Guillaume Gautier
Charleroi en play-offs 3: et si garder son coach était parfois une mauvaise idée?
Parmi les quatre équipes qui disputeront les play-downs, deux ont fait confiance au même coach tout au long de la saison. Un choix souvent présenté comme rationnel, et pourtant loin d’être efficace.
Si on semait des graines sur les pelouses footballistiques du pays, il y pousserait certainement des idées reçues. L’une des plus célèbres veut que c’est toujours l’entraîneur qui paie les pots cassés, lui dont le licenciement est toujours accompagné de deux discours. Ceux venus d’en haut – les dirigeants – affirment qu’il fallait un choc psychologique et que le vestiaire doit désormais prendre ses responsabilités. Ceux venus d’en bas – les joueurs – racontent que c’est maintenant à eux de se regarder dans le miroir ou de mettre leur bleu de travail parce que, finalement, ce n’est quand même pas le coach qui est sur le terrain.

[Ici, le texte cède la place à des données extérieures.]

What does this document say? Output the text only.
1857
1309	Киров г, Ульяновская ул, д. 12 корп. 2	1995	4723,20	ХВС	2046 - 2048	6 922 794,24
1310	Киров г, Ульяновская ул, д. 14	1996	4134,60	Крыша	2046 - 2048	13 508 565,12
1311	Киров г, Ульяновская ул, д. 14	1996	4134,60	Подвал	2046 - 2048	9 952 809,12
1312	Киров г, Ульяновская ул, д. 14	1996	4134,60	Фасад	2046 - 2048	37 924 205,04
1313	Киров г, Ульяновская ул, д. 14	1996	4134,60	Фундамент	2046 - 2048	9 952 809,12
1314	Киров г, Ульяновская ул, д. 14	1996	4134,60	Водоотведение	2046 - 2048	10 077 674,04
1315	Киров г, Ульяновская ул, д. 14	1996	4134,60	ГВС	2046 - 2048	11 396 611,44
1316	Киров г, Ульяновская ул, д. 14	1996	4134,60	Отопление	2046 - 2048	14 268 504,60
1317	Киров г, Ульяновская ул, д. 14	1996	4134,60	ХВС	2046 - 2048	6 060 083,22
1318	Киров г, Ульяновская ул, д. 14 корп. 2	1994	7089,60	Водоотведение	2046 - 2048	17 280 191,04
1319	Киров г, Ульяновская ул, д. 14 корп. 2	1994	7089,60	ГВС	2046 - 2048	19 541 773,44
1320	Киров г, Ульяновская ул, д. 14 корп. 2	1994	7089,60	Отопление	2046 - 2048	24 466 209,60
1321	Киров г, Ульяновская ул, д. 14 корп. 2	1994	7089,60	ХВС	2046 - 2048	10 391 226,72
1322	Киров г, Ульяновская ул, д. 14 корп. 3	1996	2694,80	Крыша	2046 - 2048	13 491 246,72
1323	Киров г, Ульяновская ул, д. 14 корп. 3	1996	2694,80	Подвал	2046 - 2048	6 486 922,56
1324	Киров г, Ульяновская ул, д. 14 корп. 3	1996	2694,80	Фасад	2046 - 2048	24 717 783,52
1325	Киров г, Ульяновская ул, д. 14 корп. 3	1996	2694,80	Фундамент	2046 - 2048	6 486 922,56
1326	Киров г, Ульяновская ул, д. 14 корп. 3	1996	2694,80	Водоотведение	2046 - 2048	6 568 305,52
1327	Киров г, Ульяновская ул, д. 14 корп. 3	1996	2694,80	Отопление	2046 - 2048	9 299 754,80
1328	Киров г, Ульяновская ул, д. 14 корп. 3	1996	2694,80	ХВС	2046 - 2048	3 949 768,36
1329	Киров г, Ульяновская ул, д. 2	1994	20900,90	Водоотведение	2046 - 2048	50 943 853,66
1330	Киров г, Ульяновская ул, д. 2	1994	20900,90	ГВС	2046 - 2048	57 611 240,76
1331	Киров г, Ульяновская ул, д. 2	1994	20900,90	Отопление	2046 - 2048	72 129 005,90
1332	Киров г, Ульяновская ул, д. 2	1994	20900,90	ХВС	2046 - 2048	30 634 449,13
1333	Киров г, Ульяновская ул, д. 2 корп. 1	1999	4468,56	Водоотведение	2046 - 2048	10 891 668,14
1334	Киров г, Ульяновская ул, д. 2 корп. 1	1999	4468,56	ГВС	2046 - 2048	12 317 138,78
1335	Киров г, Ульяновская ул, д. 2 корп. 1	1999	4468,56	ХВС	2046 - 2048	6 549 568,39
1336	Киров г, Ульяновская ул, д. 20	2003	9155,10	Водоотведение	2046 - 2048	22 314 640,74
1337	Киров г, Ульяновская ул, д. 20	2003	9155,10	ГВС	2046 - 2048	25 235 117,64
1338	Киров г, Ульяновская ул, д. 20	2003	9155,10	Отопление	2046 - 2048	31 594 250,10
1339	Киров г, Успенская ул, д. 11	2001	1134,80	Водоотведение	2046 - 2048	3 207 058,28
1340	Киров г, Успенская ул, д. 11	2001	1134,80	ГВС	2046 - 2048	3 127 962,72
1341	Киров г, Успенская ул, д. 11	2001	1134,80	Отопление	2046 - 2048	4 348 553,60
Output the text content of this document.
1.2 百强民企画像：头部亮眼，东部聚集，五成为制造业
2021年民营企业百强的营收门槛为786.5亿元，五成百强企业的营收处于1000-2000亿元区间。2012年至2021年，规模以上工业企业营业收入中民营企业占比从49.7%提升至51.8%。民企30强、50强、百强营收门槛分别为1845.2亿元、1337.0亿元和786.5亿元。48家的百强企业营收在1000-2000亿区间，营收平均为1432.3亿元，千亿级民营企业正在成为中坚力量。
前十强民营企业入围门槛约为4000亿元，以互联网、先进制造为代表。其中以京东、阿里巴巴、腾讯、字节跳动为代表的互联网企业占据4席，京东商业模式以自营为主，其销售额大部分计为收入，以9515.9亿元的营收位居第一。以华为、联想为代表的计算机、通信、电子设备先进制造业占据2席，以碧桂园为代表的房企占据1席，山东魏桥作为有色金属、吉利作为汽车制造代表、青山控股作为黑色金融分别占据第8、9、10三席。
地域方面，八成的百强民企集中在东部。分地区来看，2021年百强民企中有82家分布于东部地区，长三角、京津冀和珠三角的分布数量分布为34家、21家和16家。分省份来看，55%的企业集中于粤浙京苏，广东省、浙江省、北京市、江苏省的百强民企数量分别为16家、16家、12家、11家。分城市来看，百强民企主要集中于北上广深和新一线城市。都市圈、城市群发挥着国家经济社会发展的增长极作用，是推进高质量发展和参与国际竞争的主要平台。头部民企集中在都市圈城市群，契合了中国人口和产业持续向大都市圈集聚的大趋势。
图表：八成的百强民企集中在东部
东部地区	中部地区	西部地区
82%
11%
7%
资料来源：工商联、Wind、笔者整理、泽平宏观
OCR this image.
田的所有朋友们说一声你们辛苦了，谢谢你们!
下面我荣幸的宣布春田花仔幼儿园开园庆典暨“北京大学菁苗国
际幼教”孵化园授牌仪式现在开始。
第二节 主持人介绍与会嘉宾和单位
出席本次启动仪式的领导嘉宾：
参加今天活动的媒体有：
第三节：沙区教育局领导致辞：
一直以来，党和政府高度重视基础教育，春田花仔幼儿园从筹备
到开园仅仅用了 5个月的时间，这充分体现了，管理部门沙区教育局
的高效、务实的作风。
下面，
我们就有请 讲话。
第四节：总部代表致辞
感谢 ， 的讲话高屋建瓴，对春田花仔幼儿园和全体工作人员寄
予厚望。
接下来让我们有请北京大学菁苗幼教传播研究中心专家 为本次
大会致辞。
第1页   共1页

Ces discours sont devenus des refrains. Parce que cette saison encore, la Jupiler Pro League a sacrifié neuf entraîneurs au cours de sa phase classique. De Vincent Euvrard, congédié du RWDM avant le premier match de championnat jusqu’à Ronny Deila, remercié par Bruges après le dernier match de la phase classique, l’entraîneur reste le fusible préféré.
Les observateurs aiment alors examiner le bilan du successeur à la loupe, et se dire que le problème n’était finalement pas sur le banc. Ils sourient de constater que le RWDM et Courtrai, les deux seuls clubs qui ont changé de coach à deux reprises cette saison, occupent les deux dernières places du classement. On en oublierait presque de s’étonner que parmi les cinq équipes qui les devancent et qui ont longtemps été concernées par la lutte pour le maintien (sans même évoquer la remontée exceptionnelle de Malines jusqu’aux portes du Top 6), les deux autres qui disputeront les play-down sont les seules du bas de tableau à avoir conservé le même maître à bord. Eupen le fera sans Florian Kohfeldt, qui a surpris son groupe en démissionnant dans la foulée d’une lourde défaite à Sclessin. A Charleroi, en revanche, Felice Mazzù déclarait encore à la veille du match à Gand que sa volonté était de poursuivre l’aventure à la tête de ses Zèbres.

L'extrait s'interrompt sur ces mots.